Face au durcissement des
contraintes énergétiques, de plus en plus de propriétaires bailleurs seniors
renoncent à louer, faute de moyens ou de visibilité pour financer les travaux
de rénovation. Le démembrement viager, via la cession de la nue-propriété tout
en conservant l’usufruit locatif, offre une solution immédiate et encore
largement sous-exploitée pour maintenir ces logements sur le marché, estime
Renée Costes.
Financer la rénovation
sans renoncer aux loyers
Près de 80 % du parc locatif privé appartient à des personnes physiques, majoritairement seniors :
60 % ont entre 50 et 80 ans et 13 % ont plus de 80 ans. Beaucoup se retrouvent
aujourd’hui face à une équation difficile : engager des travaux lourds pour se
conformer au DPE, ou arbitrer leur patrimoine au prix d’une forte décote.
« En vendant la
nue-propriété d’un bien locatif, le propriétaire conserve l’usufruit,
c’est-à-dire le droit réel de louer et de percevoir les loyers, tout en
percevant immédiatement un capital, explique Igal Natan directeur associé de
Renée Costes. Ce capital, calculé en fonction de l’âge et de la valeur
du bien, permet de financer les travaux de rénovation énergétique, sans
s’endetter ni céder le bien dans de mauvaises conditions. »
Cette mécanique offre
une alternative claire à la vente contrainte ou à la vacance, tout en
sécurisant les revenus locatifs, alors même que 49 % des investisseurs
immobiliers déclarent aujourd’hui compter sur l’immobilier pour compléter leurs
revenus à la retraite.
Une pression
réglementaire qui accélère les arbitrages
L’urgence est réelle.
Après l’exclusion progressive des logements classés G du marché locatif, les
biens classés F seront concernés à terme en dépit du récent décalage du
calendrier.
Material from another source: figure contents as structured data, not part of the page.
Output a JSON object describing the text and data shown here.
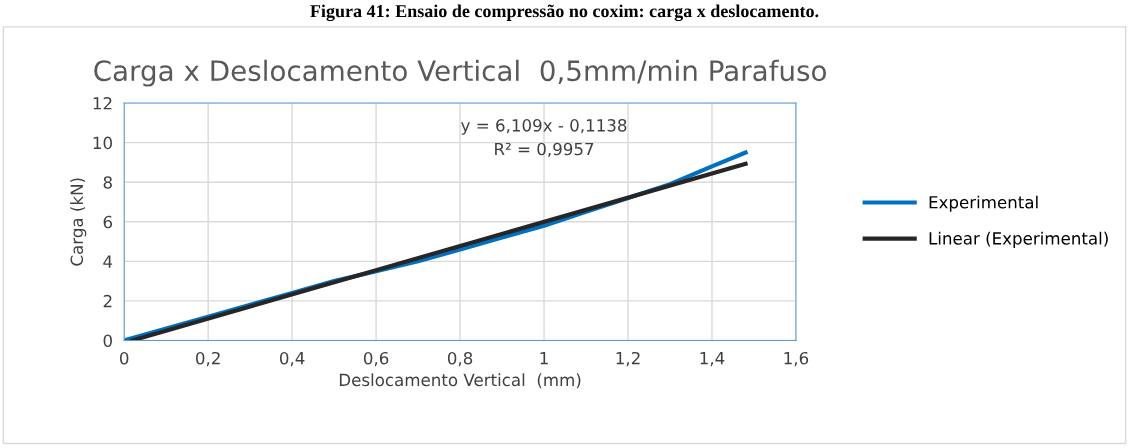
{
  "chart_data": {
    "type": "line",
    "title": "Carga x Deslocamento Vertical  0,5mm/min Parafuso",
    "xlabel": "Deslocamento Vertical  (mm)",
    "ylabel": "Carga (kN)",
    "series": [
      {
        "name": "Experimental",
        "color": "#0070c0",
        "x": [
          0,
          0.2,
          0.4,
          0.5,
          0.6,
          0.7,
          0.8,
          0.9,
          1.0,
          1.1,
          1.2,
          1.3,
          1.4,
          1.48
        ],
        "values": [
          0,
          1.2,
          2.4,
          3.0,
          3.5,
          4.0,
          4.6,
          5.2,
          5.8,
          6.5,
          7.2,
          7.9,
          8.8,
          9.5
        ]
      },
      {
        "name": "Linear (Experimental)",
        "color": "#262626",
        "x": [
          0.019,
          1.48
        ],
        "values": [
          0,
          8.93
        ]
      }
    ],
    "xlim": [
      0,
      1.6
    ],
    "xticks": [
      0,
      {
        "value": 0.2,
        "label": "0,2"
      },
      {
        "value": 0.4,
        "label": "0,4"
      },
      {
        "value": 0.6,
        "label": "0,6"
      },
      {
        "value": 0.8,
        "label": "0,8"
      },
      1,
      {
        "value": 1.2,
        "label": "1,2"
      },
      {
        "value": 1.4,
        "label": "1,4"
      },
      {
        "value": 1.6,
        "label": "1,6"
      }
    ],
    "ylim": [
      0,
      12
    ],
    "yticks": [
      0,
      2,
      4,
      6,
      8,
      10,
      12
    ],
    "grid": true,
    "legend": "right",
    "marker": "none",
    "line_style": "solid",
    "annotations": [
      "Figura 41: Ensaio de compressão no coxim: carga x deslocamento.",
      "y = 6,109x - 0,1138\nR² = 0,9957"
    ]
  }
}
Depuis août 2022, les passoires thermiques ne peuvent plus faire
l’objet d’une revalorisation de loyer, ce qui fragilise leur rentabilité.
Or les travaux
nécessaires pour atteindre un niveau de performance compatible avec la location
représentent en moyenne 300 à 400 € par m². Pour de nombreux bailleurs seniors,
l’investissement n’est ni amortissable ni cohérent avec leur horizon
patrimonial. En outre, obtenir un crédit immobilier est souvent impossible
passé un certain âge.
Résultat : selon BPCE
L’Observatoire, plus d’un tiers des bailleurs de 75 ans et plus envisagent
aujourd’hui de se désengager, principalement en raison des contraintes liées à
la rénovation énergétique.
Une alternative à la
décote et à la vacance
La vente du bien
constitue rarement une solution satisfaisante. Selon les notaires, un logement
classé G subit une décote moyenne de –12 % pour un appartement et jusqu’à –25 %
pour une maison par rapport à un bien classé D. Quant à la vacance, elle sera de
plus en plus pénalisée, la dernière loi de finances prévoyant un durcissement
de la fiscalité sur les logements vacants à compter de 2027.
Dans ce contexte, le
démembrement viager agit comme un outil de fluidification du parc locatif : il
permet de financer la transition énergétique sans éviction massive des
bailleurs âgés, et de remettre sur le marché des logements rénovés, donc
louables.
Sur le plan fiscal, la cession de la nue-propriété, hors résidence principale, est soumise à l’impôt sur la plus-value, avec application des abattements pour la durée de détention, conduisant à une exonération totale au bout de 30 ans.